IET Computers and Digital Techniques

On the trade-off of mixing scientific applications on capacity high-performance computing systems

View publication


Network contention is seen as a major hurdle to achieve higher throughput in today's large-scale high-performance computing systems. Even more so with the current trend of employing blocking networks driven by the need of reducing cost. Additionally, the effect is aggravated by current system schedulers that allocate jobs as soon as nodes become available, thus producing job fragmentation, that is, the tasks of one job might be spread throughout the system instead of being allocated contiguously.

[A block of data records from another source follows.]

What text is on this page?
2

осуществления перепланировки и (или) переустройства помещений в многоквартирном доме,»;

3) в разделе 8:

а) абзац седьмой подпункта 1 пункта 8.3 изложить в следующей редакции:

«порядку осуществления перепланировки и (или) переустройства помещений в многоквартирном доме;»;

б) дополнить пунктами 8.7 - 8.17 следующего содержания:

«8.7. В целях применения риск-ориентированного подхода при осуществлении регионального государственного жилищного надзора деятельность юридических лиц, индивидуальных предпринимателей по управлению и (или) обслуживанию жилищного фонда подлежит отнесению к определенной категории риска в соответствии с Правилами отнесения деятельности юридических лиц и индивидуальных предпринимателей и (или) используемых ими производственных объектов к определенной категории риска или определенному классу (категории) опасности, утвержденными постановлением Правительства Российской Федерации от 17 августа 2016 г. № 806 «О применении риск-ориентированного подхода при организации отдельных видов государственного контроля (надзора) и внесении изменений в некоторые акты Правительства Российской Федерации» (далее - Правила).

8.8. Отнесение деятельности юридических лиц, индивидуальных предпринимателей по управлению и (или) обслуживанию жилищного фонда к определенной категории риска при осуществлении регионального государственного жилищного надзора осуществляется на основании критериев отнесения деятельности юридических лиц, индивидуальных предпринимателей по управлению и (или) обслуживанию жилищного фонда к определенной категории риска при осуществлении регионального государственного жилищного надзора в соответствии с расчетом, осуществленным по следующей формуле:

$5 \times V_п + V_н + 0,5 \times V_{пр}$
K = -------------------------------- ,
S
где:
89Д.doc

This fragmentation increases the probability of sharing network resources with other applications, which produces higher inter-application network contention. In this study, the authors perform a broad analysis of diverse applications' performance variability because of the topology connectivity and fragmentation and a classification of applications based on their sensitiveness to these two factors. Once they understood the inherent characteristics of applications, the authors analysed the applications performance in a shared environment, that is, when mixing with other applications. They show that inter-application contention might be a significant factor of degradation even in the networks with high connectivity. Their results suggest different strategies on task allocation policies: grouping sensitive and insensitive applications, reducing the number of applications sharing the first level switch or isolation of sensitive applications. © The Institution of Engineering and Technology 2013.